Bright And Dark Facets Of The Internet
Narayan Prasad Ghimire
When the deadline to deposit monthly saving approaches, one of my brothers reminds through Messanger, “Hello everyone, please deposit the amount on time. Only five days are left.” Similarly, the youngest member of the family living abroad calls parents on Viber every now and then. The banks and finances send alerts on saving and credit to their customers.
Business companies and scientist are spreading publicity of their products and innovation on social networking sites. Moreover, those witnessing any event and accidents are casting live the science providing information ahead of reporters and photo journalists. Various groups and experts are whetting debates on pressing problems on Twitter and even waging struggle for rights and justice.
Government and security agencies are making people updated on the activities done, and seeking and hearing complaints. These are some examples representing some personal, social and institutional activities which are facilitated and enabled by internet- the brain of the global communication.
On the other hand, the number of people and communities being stigmatised and victimised with growing rumour, hoax, hatred, contempt, blasphemy and others is taking their toll on them. The news stories of separation and breakdown of family, sheer disrespect to social values, torching of newspapers, public threat to some groups are common in the national and international media. What is it amplified by? Yes, internet is not the cause, but enabler of such appalling issues, too.
The unprecedented opportunity created for communications, innovation, knowledge and business, on the one hand, and disappointing effects on individual and human society as a whole on the other have forced everyone to mull: Is internet enabler or destroyer of social values and system? Is it fomenting conflict or ensuring peace? More fierce debate is continued across world now: whether the internet is enabler or damager of democracy?
Going broader, freedom of press and expression, inclusiveness, transparency, separation of power with check and balance among state organs, right to information, rule of law and proportional representations are the fundamentals of democracy. There may be few to oppose this. Now, any individual, community, institution, or system can test how it is treating internet and being treated by the internet. For what purpose the internet is used? Just an instance, for many, Facebook is regarded as internet in Nepal. Why? As per media research organisations, there are some nine to ten million Facebook users in Nepal while there are around one million Twitter users. Needless to say, the facilities in these social networking sites determine the number of their users. Internet is broad and vast. Social networking sites are just some programmes enabled by technology and internet.
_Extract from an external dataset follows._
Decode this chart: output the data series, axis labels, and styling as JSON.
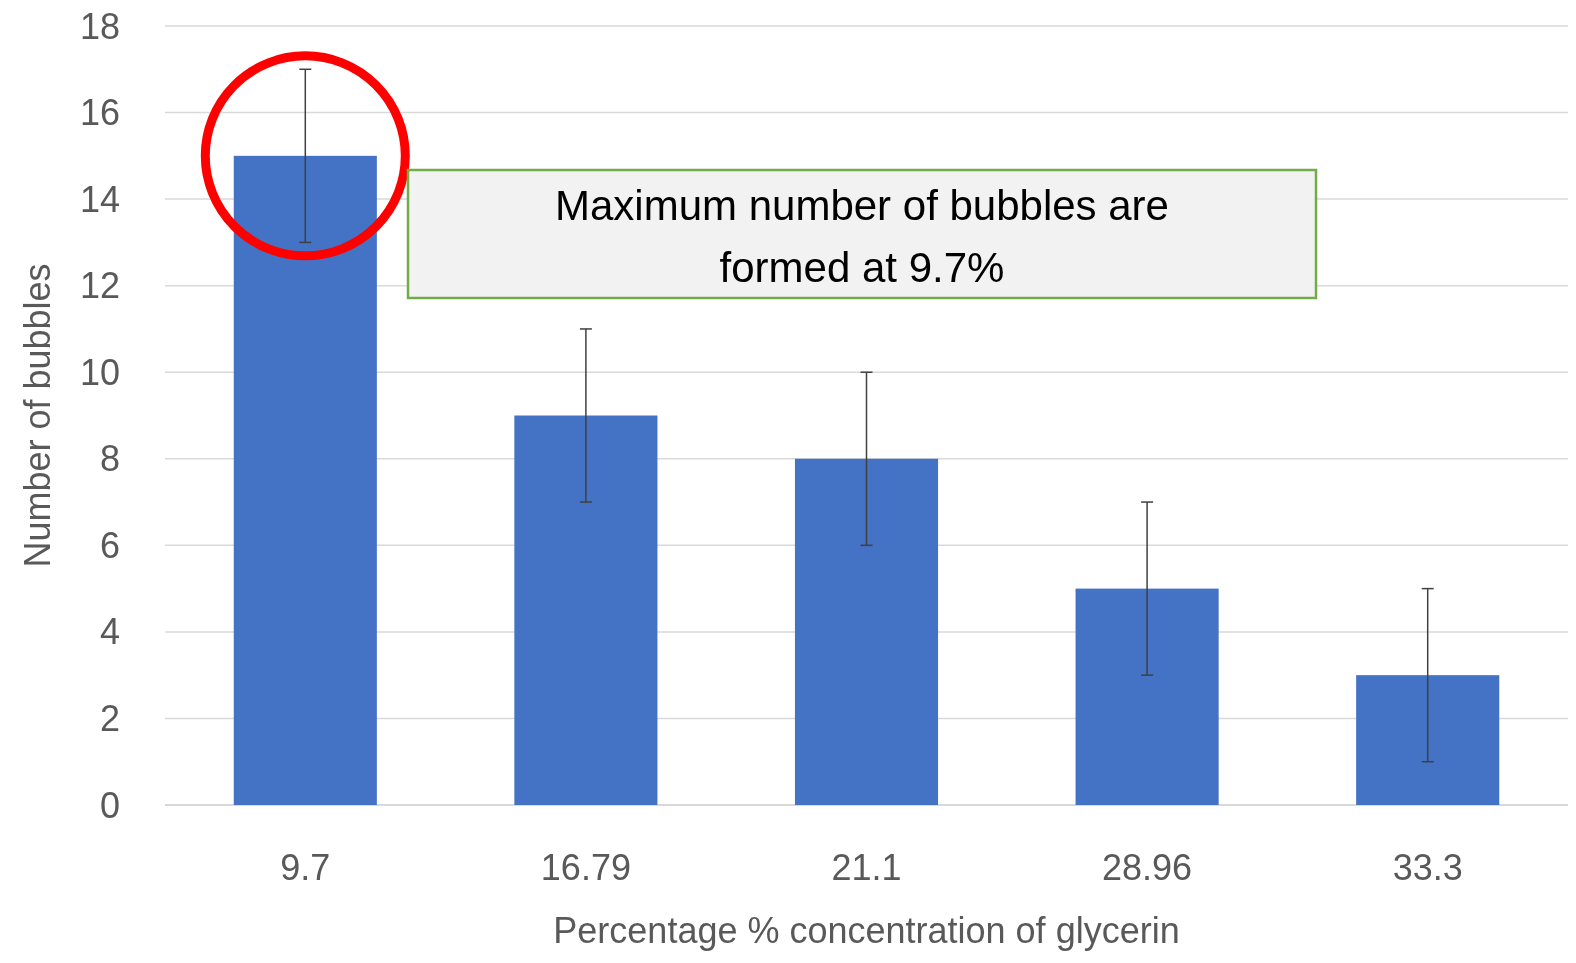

To mull again: why and how are Nepalis using these networking sites? Why are they using email communications? How profitable are they? And importantly, has the use of internet enabled Nepalis’ communications, innovation, knowledge and business? More importantly, has internet enabled or damaged our system or the pillars of democracy? Argument for and against it are rife. In my view, without conducting thorough study on the use of internet and its advantages and disadvantages in Nepali society, reaching a conclusion for or against it is illogical.
The most important point is internet, despite being a wonderful achievement, is produced, promoted by the human and for the welfare of the human. Whether making it beneficial or harmful entirely depends on us. If we become slave to internet and misuse it by suppressing views, news and discourse, spreading hoax and manipulation, it is obviously counterproductive for society, system and democracy. Otherwise, harnessing benefits from it is always in favour of human development and strengthening of democracy.
However, the debate must be continued whether internet is enabler or damager of democracy? It is relevant debate for all countries. In order to continue this debate, we can link internet to our individual, social, cultural, economic, education and scientific aspects. The cultural perception of internet may contradict with scientific perception of internet because disruption is not always entertained by tradition and culture. Young technologists link disruption to innovation and innovation to development. Similar issues can be raised by economic and educational angles.
Conclusively, I would like to quote some lines from a famous book, ‘Free Speech: Ten Principles for a Connected World’ by an acclaimed writer, Timothy Garton Ash, as, “The world is not a global village but a global city, a virtual cosmopolis. Most of us can also be publishers now. We can post our thoughts and photos online, where in theory any one of billions of other people might encounter them. Never in human history was there such a chance for freedom of expression as this. And never have the evils of unlimited free expression- death threats, paedophile images, sewage-tides of abuse- flowed so easily across frontiers.”